09/25/2015

Using Regional Air Quality Networks to Evaluate Global Chemistry-Climate Modeling of Surface Ozone

Summary

Chemistry-climate models provide a valuable means for projecting future air quality in a changing climate, but recent assessments have lacked commensurate observational comparisons to establish their credibility in reproducing current cycles in surface ozone over polluted regions. The models in the Atmospheric Chemistry and Climate Model Intercomparison Project (ACCMIP) were used in the recent assessment of the Intergovernmental Panel on Climate Change (IPCC) and represent the most advanced attempt to simulate global surface ozone in a future climate. However, to have confidence in the models’ projections, their ability to simulate the observed, present-day surface ozone climatology must be evaluated.

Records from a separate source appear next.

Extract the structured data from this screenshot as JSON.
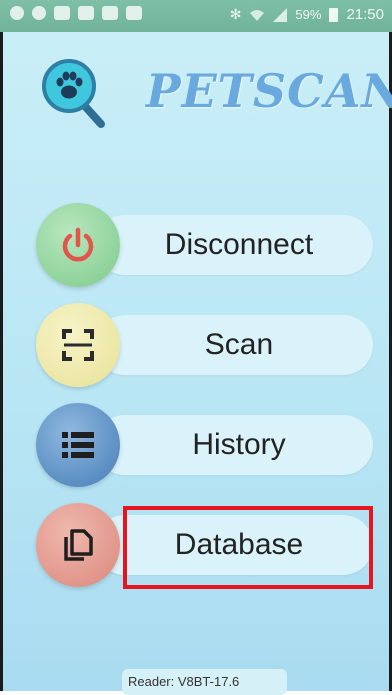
{
  "status_bar": {
    "battery": "59%",
    "time": "21:50",
    "bluetooth_icon": "✻"
  },
  "app": {
    "title": "PETSCAN",
    "logo_icon": "paw-magnifier-icon"
  },
  "menu": [
    {
      "label": "Disconnect",
      "icon": "power-icon",
      "color": "#7fd08c"
    },
    {
      "label": "Scan",
      "icon": "scan-frame-icon",
      "color": "#ece7a5"
    },
    {
      "label": "History",
      "icon": "list-icon",
      "color": "#5b8fc3"
    },
    {
      "label": "Database",
      "icon": "copy-documents-icon",
      "color": "#e1968b"
    }
  ],
  "footer": {
    "reader": "Reader: V8BT-17.6"
  },
  "highlight_color": "#e6141e"
}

A recent study tested the current generation of global chemistry-climate models in their ability to simulate observed, present-day surface ozone. Models are evaluated against hourly surface ozone from 4,217 stations in North America and Europe that are averaged over 1° x 1° grid cells, allowing commensurate model-measurement comparison. Models are generally biased high during all hours of the day and in all regions. Most models simulate the shape of regional summertime diurnal and annual cycles well, correctly matching the timing of hourly (~15:00) and monthly (mid-June) peak surface ozone abundance. The amplitude of these cycles is less successfully matched. The observed summertime diurnal range (~25 parts per billion (ppb)) is underestimated in all regions by about 7 ppb, and the observed seasonal range (~21 ppb) is underestimated by about 5 ppb except in the most polluted regions where it is overestimated by about 5 ppb. The models generally match the pattern of the observed summertime ozone enhancement, but they overestimate its magnitude in most regions. Most models capture the observed distribution of extreme episode sizes, correctly showing that about 80 percent of individual extreme events occur in large-scale, multi-day episodes of more than 100 grid cells. The models also match the observed linear relationship between episode size and a measure of episode intensity, which shows increases in ozone abundance by up to 6 ppb for larger-sized episodes. This study concludes that the skill of the models evaluated provides confidence in their projections of future surface ozone.

References

Schnell, J. L., M. J. Prather, B. Josse, V. Naik, L. W. Horowitz, P. Cameron-Smith, D. Bergmann, G. Zeng, D. A. Plummer, K. Sudo, T. Nagashima, D. T. Shindell, G. Faluvegi, and S. A. Strode. 2015. “Use of North American and European Air Quality Networks to Evaluate Global Chemistry–Climate Modeling of Surface Ozone,” Atmospheric Chemistry and Physics 15, 10581–96. DOI: 10.5194/acp-15-10581-2015.